Jerome looked at him carefully, his brown eyes covering Pitt’s features as if the secret lay within them.

“You didn’t discover the truth,” he said at last. “Maybe that was asking too much. Maybe you’re a victim as much as I am. Only, you are free to walk away and repeat your mistakes. I’m the one who will pay.”

“You didn’t kill Arthur?” Pitt put it forward as a proposition.

“I did not.”

“Then who did? And why?”

Jerome stared at his feet. Pitt moved to sit on the straw beside him.

“He was an unpleasant boy,” Jerome said after a few moments. “I’ve been wondering who did kill him. I’ve no idea. If I had, I would have offered it to you to investigate!”

“My wife has a theory,” Pitt began.

“Indeed.” Jerome’s voice was flat, contemptuous.
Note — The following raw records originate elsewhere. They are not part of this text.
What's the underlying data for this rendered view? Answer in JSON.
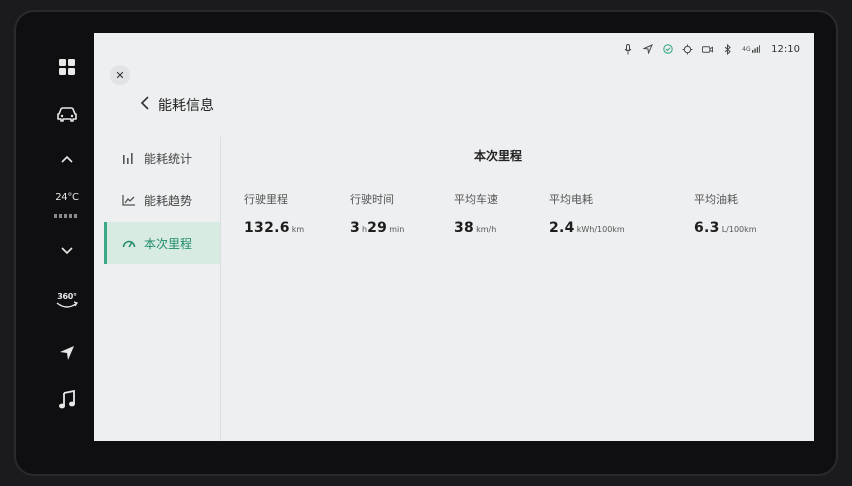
{
  "status_bar": {
    "time": "12:10",
    "network": "4G"
  },
  "dock": {
    "temperature": "24°C",
    "view_360_label": "360°"
  },
  "header": {
    "title": "能耗信息"
  },
  "sidebar": {
    "items": [
      {
        "label": "能耗统计",
        "active": false
      },
      {
        "label": "能耗趋势",
        "active": false
      },
      {
        "label": "本次里程",
        "active": true
      }
    ]
  },
  "main": {
    "title": "本次里程",
    "metrics": [
      {
        "label": "行驶里程",
        "value": "132.6",
        "unit": "km"
      },
      {
        "label": "行驶时间",
        "hours": "3",
        "hours_unit": "h",
        "minutes": "29",
        "minutes_unit": "min"
      },
      {
        "label": "平均车速",
        "value": "38",
        "unit": "km/h"
      },
      {
        "label": "平均电耗",
        "value": "2.4",
        "unit": "kWh/100km"
      },
      {
        "label": "平均油耗",
        "value": "6.3",
        "unit": "L/100km"
      }
    ]
  },
  "colors": {
    "accent": "#3aa986",
    "active_bg": "#d7ebe3",
    "screen_bg": "#eeeff0"
  }
}
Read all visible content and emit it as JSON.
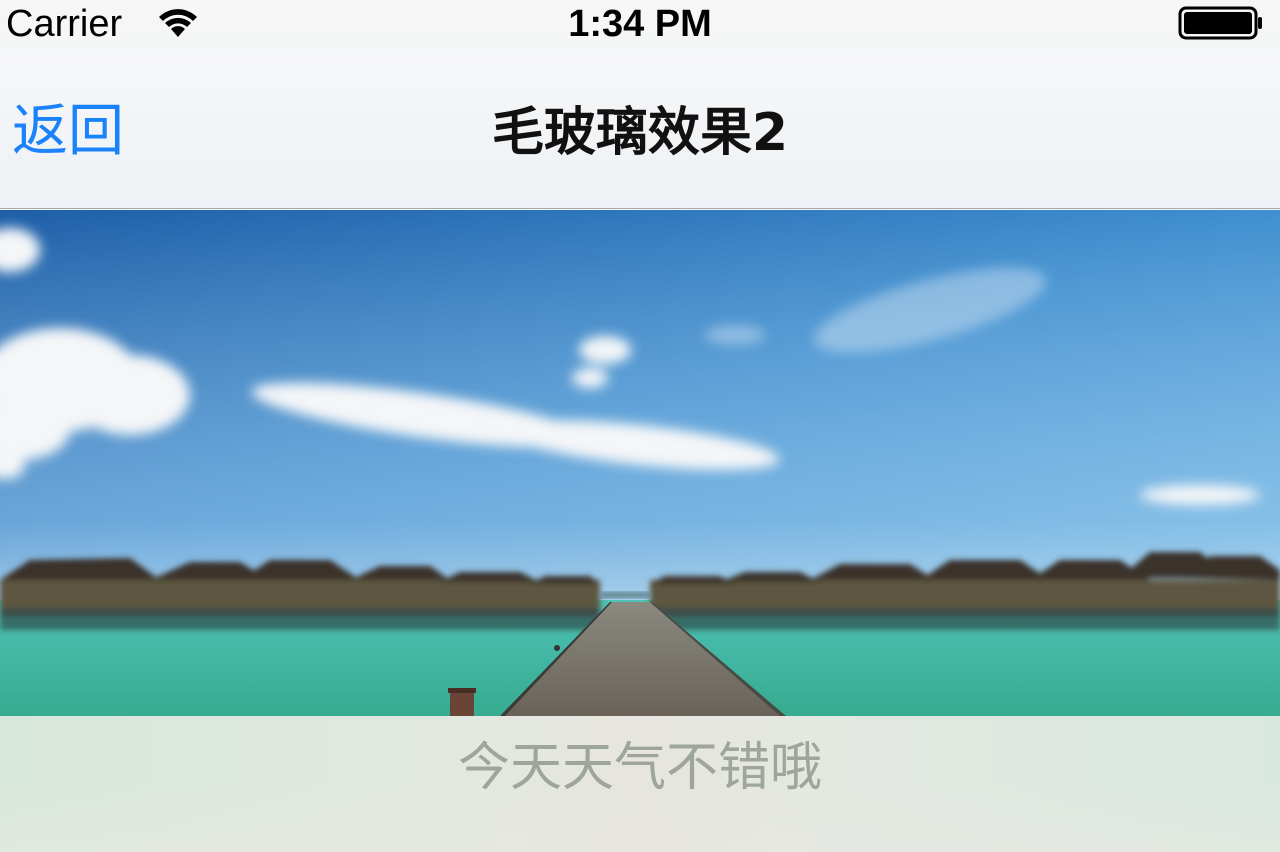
{
  "status_bar": {
    "carrier": "Carrier",
    "time": "1:34 PM",
    "wifi_icon": "wifi-icon",
    "battery_icon": "battery-full-icon"
  },
  "nav_bar": {
    "back_label": "返回",
    "title": "毛玻璃效果2",
    "accent_color": "#1a82fb"
  },
  "content": {
    "image_description_icon": "photo",
    "frosted_caption": "今天天气不错哦"
  }
}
“Don’t be so bloody patronizing!” Pitt snapped. Suddenly his anger at the whole affair, the system, the monumental and stupid tragedy exploded in offense for the slight to Charlotte. His voice was loud and harsh. “It’s more than you have—damn you!”

Jerome turned to look at him, his eyebrows high.

“You mean she doesn’t think I did it?” He was still disbelieving, his face cold, eyes showing no emotion except surprise.

“She thinks that perhaps Arthur was the perverted one,” Pitt said more coolly. “And that he drew the younger boys into his practices. They complied to begin with, and then when each learned the other was also involved, they banded together and killed him.”

“A pleasant thought,” Jerome said sourly. “But I can hardly see Godfrey and Titus having the presence of mind to carry the body to a manhole and dispose of it so effectively. If it had not been for an overdiligent sewerman, and indolent rats, Arthur would never have been identified, you know.”